Afferma lo stesso Coppola – “La storia mi riguardava da vicino. Come il suo personaggio principale, Dominic, ero torturato e bloccato dalla mia incapacità di portare a termine un lavoro importante. A 66 anni mi sentivo frustrato: da otto anni non facevo un film; le mie aziende andavano a gonfie vele, ma la mia vita creativa era inappagata.”
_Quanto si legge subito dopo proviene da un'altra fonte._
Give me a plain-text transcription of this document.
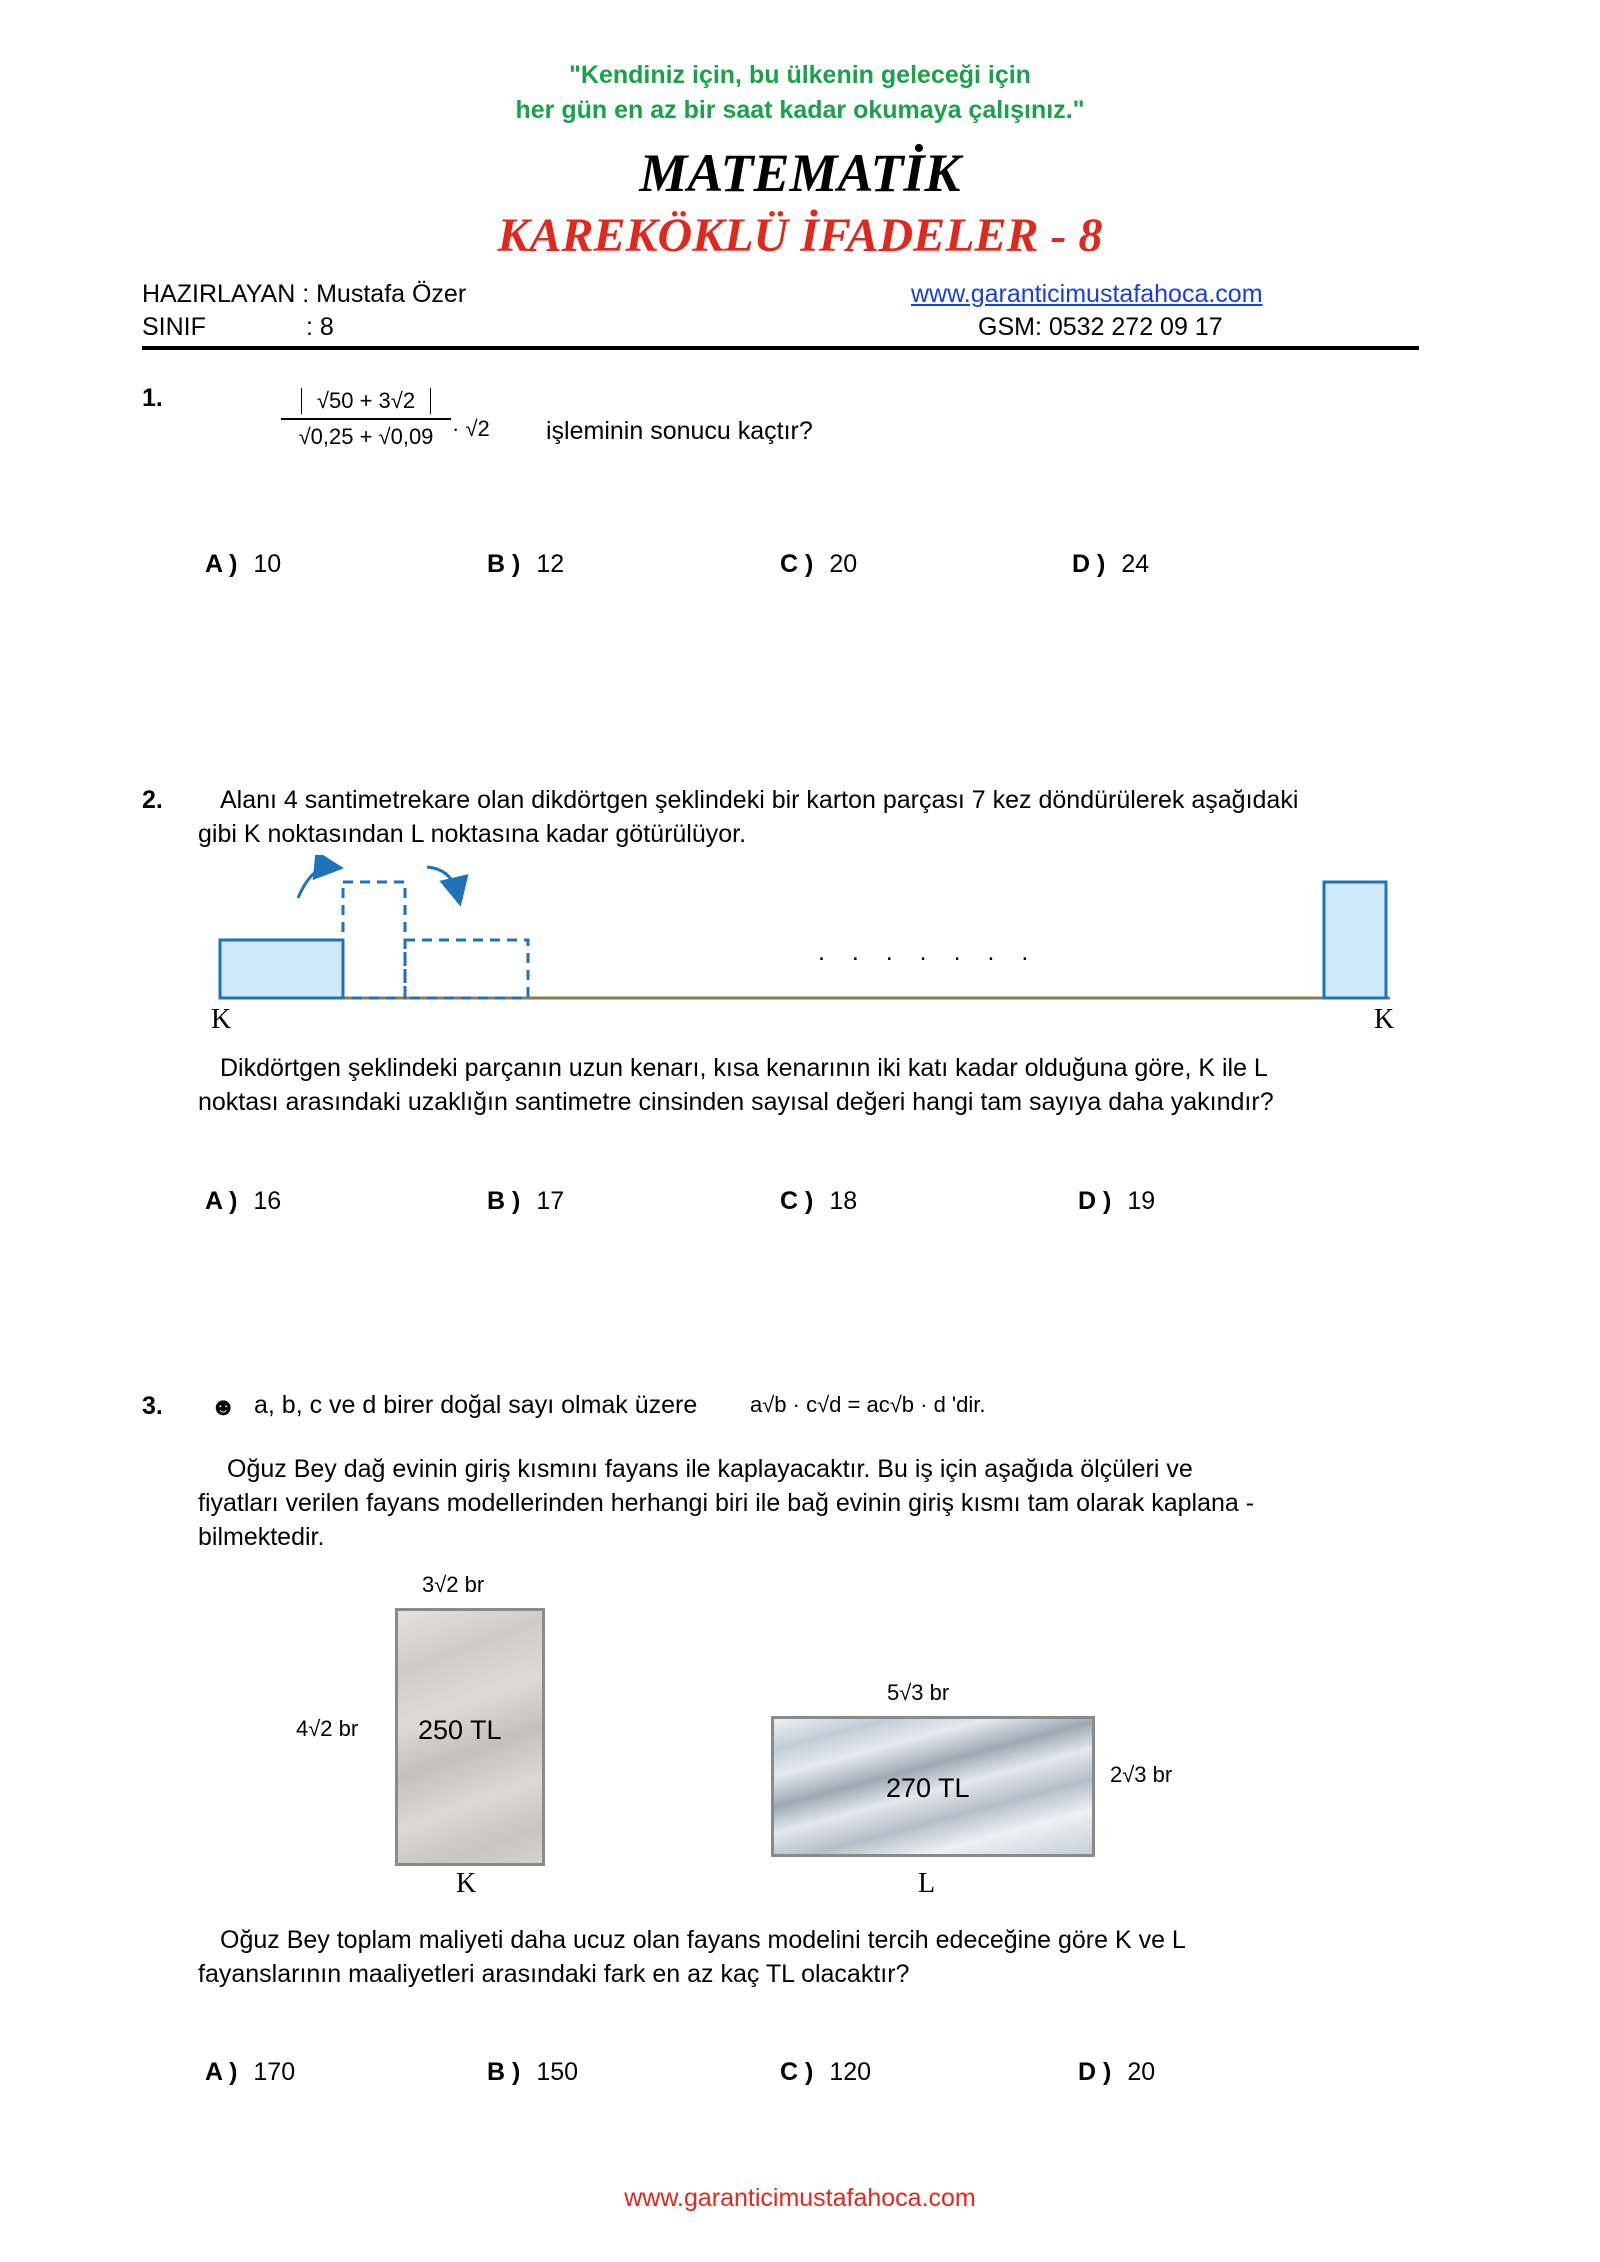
"Kendiniz için, bu ülkenin geleceği için
her gün en az bir saat kadar okumaya çalışınız."
MATEMATİK
KAREKÖKLÜ İFADELER - 8
HAZIRLAYAN : Mustafa Özer	www.garanticimustafahoca.com
SINIF	: 8	GSM: 0532 272 09 17
1.	√50 + 3√2
√0,25 + √0,09 · √2 işleminin sonucu kaçtır?
A ) 10	B ) 12	C ) 20	D ) 24
2. Alanı 4 santimetrekare olan dikdörtgen şeklindeki bir karton parçası 7 kez döndürülerek aşağıdaki
gibi K noktasından L noktasına kadar götürülüyor.
. . . . . . .
K	K
Dikdörtgen şeklindeki parçanın uzun kenarı, kısa kenarının iki katı kadar olduğuna göre, K ile L
noktası arasındaki uzaklığın santimetre cinsinden sayısal değeri hangi tam sayıya daha yakındır?
A ) 16	B ) 17	C ) 18	D ) 19
3. ☻ a, b, c ve d birer doğal sayı olmak üzere a√b · c√d = ac√b · d 'dir.
Oğuz Bey dağ evinin giriş kısmını fayans ile kaplayacaktır. Bu iş için aşağıda ölçüleri ve
fiyatları verilen fayans modellerinden herhangi biri ile bağ evinin giriş kısmı tam olarak kaplana -
bilmektedir.
3√2 br
250 TL
4√2 br
K
5√3 br
270 TL	2√3 br
L
Oğuz Bey toplam maliyeti daha ucuz olan fayans modelini tercih edeceğine göre K ve L
fayanslarının maaliyetleri arasındaki fark en az kaç TL olacaktır?
A ) 170	B ) 150	C ) 120	D ) 20
www.garanticimustafahoca.com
Tratto da un racconto di Mircea Eliade il lavoro di Coppola si prefigura, stando alle sue parole, già come qualcosa di molto personale. Una immedesimazione umana con il protagonista e quindi anche la possibilità, narrando la sua storia, di parlare di sé stessi. E poi tre temi fondamentali per la vita umana, la scrittura e il cinema. E cioè il linguaggio, il tempo e la coscienza. Si capisce quindi che il film ha una stratificazione semantica quanto narrativa notevole. Una dimensione assolutamente nuova in cui si intrecciano storie, visioni, paradossi, riflessioni filosofiche, teoria del cinema, linguaggio umano, letterario e cinematografico. Un insieme di stimoli, spunti di riflessione, ragionamenti che finiscono per dare a Coppola la possibilità di una scrittura innovativa, capace forse un domani di rivoluzionare il vocabolario del cinema (se già non lo ha fatto) ma questo lo si capirà solo con il tempo. Se questo film farà nascere nuovi orizzonti espressivi significa che Coppola sarà riuscito nel suo intento, riuscire a fare qualcosa di nuovo, non ripetere sempre gli stessi film, lasciarsi alle spalle i propri capolavori, continuare, quindi, a creare. Altrimenti rimarrà la prova di un regista ancora desideroso di sperimentare, che avendo finalmente raggiunto una propria autonomia produttiva si imbarca solo in quei progetti che sente più vicini, più consoni alla sua natura.
Come tutti i grandi sognatori Coppola ci parla della possibilità di andare oltre se stessi, rischiando e imparando a perdere, senza per questo smettere mai di guardare oltre, lungo quegli orizzonti in cui arte e vita continuano a sfiorarsi.